Un informe de la Comisión Nacional de Áreas Naturales Protegidas (Conanp) confirmó daños severos en al menos seis campamentos ubicados en playas clave para la anidación de esta especie en peligro de extinción. Las afectaciones ocurrieron en La Escobilla, La Ventanilla, Mazunte y Punta Cometa, del municipio de Santa María Tonameca; así como en Punta Zicatela, en Puerto Escondido, y La Bocabarra Corralero, en Pinotepa Nacional.
Las fuertes lluvias y vientos provocaron daños considerables en la infraestructura: techos destruidos, cercas derribadas, corrales de incubación afectados y sistemas de energía inutilizados. Estas instalaciones son fundamentales para realizar labores como la recolección de huevos y la liberación de crías.
Brigadas integradas por personal de Conanp y voluntarios de las comunidades realizaron recorridos posteriores al paso del huracán para evaluar los daños y contabilizar las pérdidas. Aunque aún no se tiene una cifra exacta, se reporta la pérdida de numerosos nidos de tortuga golfina (Lepidochelys olivacea), una de las especies más protegidas en la región.

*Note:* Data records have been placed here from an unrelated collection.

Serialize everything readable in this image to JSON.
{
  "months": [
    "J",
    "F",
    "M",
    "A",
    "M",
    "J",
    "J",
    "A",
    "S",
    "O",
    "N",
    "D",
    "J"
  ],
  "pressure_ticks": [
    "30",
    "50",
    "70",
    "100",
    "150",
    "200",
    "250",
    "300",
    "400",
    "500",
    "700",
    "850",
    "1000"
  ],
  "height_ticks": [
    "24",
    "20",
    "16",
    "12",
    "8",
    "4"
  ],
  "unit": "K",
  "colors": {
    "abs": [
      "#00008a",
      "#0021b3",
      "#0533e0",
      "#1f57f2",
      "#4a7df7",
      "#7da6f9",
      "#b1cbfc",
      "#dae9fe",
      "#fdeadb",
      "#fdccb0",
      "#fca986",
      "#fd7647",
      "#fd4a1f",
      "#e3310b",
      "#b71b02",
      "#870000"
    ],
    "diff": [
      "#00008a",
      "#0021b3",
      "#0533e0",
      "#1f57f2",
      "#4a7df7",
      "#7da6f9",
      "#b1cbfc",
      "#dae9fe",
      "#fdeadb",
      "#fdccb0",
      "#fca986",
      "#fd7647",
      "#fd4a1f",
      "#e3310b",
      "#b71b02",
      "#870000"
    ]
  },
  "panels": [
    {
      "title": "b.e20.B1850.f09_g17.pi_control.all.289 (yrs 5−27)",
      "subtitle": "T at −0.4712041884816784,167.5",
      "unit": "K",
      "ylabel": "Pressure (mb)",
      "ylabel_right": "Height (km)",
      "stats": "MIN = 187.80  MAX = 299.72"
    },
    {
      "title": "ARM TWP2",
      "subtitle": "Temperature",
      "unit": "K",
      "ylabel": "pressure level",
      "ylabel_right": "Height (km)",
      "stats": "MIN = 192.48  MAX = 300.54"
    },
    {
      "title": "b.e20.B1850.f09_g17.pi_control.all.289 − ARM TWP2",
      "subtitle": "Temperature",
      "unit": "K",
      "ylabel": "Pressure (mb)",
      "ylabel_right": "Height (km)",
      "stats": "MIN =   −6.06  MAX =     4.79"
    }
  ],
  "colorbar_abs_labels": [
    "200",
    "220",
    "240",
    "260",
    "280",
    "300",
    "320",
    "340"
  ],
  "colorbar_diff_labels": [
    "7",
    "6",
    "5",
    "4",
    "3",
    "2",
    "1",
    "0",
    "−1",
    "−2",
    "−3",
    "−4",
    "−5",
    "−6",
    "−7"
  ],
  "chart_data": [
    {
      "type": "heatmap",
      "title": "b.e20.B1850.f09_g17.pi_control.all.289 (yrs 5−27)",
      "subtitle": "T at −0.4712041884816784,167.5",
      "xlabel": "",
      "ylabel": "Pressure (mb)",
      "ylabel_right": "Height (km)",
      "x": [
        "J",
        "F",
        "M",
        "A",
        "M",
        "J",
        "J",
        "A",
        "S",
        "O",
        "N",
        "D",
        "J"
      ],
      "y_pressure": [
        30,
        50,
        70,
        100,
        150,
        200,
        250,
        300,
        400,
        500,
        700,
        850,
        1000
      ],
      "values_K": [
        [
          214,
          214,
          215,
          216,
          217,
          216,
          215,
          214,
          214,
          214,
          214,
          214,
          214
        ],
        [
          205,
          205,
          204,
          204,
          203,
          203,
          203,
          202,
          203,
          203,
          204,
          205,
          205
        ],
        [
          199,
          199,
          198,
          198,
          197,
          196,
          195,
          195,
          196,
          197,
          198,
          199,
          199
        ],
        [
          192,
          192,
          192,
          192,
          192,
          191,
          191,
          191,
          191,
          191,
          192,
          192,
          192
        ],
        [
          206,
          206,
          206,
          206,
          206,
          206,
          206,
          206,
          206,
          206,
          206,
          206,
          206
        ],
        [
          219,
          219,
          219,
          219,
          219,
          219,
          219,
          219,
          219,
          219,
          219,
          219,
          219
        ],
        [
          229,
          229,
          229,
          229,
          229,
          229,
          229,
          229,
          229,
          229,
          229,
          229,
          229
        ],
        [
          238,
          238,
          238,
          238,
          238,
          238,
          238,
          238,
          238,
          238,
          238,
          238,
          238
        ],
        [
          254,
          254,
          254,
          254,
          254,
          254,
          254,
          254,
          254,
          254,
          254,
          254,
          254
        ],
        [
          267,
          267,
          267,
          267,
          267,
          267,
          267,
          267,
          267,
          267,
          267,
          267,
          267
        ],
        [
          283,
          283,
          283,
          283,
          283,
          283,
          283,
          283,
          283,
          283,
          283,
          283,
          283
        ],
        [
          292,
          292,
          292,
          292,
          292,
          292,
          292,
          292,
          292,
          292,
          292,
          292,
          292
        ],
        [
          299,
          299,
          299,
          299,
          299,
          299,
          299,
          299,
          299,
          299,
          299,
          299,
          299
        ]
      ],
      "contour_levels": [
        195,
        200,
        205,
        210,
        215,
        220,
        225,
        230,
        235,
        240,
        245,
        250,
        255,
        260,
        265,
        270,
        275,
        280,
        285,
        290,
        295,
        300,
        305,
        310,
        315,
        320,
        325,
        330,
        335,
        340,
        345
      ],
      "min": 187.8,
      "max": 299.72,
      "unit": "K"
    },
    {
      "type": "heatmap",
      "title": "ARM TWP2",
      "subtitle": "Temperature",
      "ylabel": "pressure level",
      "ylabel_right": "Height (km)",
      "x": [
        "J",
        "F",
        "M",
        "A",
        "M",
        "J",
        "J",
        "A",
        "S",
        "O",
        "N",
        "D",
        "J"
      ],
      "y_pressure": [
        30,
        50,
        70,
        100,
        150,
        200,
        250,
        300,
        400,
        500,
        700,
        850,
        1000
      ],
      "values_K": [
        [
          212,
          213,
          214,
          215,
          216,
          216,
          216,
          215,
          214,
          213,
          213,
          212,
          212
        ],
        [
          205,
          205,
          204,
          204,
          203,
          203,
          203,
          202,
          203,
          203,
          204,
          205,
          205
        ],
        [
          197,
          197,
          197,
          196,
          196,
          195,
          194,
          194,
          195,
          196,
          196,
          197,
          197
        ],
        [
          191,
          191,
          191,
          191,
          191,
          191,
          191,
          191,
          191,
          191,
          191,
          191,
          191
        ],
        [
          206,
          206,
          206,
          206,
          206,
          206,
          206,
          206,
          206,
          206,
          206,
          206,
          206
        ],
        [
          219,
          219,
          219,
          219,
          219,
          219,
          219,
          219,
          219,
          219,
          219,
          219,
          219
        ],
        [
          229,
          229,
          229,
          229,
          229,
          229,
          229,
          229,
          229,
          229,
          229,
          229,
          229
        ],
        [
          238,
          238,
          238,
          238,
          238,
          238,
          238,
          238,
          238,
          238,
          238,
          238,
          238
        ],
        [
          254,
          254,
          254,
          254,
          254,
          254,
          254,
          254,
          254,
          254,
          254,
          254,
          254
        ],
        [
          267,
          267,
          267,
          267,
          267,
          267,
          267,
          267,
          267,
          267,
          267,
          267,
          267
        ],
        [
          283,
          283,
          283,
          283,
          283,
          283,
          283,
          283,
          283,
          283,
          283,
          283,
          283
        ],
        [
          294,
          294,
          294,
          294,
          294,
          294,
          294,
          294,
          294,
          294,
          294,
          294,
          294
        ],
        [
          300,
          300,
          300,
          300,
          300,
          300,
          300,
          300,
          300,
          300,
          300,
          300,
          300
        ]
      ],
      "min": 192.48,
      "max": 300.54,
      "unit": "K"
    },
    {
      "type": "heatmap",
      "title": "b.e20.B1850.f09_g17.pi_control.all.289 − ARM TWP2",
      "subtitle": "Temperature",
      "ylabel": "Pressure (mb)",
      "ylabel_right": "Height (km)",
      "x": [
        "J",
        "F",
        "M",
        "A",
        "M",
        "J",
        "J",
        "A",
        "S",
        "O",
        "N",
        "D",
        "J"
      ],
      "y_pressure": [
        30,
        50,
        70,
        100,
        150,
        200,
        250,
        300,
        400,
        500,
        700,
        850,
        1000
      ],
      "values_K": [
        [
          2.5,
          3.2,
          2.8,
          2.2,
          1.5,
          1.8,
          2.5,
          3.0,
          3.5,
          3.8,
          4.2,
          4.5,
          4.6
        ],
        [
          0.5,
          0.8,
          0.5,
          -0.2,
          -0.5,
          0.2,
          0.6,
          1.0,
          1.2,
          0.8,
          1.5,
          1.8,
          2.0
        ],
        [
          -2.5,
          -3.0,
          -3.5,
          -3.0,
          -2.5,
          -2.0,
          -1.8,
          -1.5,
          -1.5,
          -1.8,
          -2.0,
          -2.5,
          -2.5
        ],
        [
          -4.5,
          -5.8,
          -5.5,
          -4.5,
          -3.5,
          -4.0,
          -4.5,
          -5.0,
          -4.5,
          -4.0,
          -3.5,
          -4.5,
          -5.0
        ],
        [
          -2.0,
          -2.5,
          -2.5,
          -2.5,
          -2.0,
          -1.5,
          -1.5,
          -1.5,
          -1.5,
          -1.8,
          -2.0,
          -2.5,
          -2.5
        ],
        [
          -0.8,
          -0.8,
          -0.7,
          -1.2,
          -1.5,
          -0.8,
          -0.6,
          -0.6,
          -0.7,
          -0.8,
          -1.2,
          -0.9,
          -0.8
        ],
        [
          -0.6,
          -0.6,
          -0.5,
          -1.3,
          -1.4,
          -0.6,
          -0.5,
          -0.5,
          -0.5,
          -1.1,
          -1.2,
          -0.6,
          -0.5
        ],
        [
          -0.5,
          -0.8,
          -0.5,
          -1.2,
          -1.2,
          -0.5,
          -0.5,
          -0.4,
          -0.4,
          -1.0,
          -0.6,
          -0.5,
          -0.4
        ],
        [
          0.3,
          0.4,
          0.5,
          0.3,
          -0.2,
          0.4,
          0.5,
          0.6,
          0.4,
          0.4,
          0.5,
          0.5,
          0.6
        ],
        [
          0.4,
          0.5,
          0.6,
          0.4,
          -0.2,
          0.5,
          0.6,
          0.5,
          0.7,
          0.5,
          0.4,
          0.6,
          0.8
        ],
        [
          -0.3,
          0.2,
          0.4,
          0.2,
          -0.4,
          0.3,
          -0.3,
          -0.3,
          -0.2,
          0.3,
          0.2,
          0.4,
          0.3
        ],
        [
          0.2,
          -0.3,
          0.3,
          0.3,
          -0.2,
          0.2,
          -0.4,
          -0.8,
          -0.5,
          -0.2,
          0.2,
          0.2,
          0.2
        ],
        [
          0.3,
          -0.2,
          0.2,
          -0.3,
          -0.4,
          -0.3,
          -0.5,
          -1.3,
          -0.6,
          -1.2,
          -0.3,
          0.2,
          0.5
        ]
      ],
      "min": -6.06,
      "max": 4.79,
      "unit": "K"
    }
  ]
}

La contingencia ha obligado a suspender temporalmente las labores de protección y vigilancia, justo en plena temporada de anidación, lo que incrementa la vulnerabilidad de las tortugas ante depredadores y saqueadores.
Los campamentos afectados forman parte de una red de conservación reconocida por su impacto ambiental y comunitario. Ahora, enfrentan el reto urgente de reconstruir sus espacios para continuar con su labor en uno de los corredores más importantes de anidación en el Pacífico mexicano.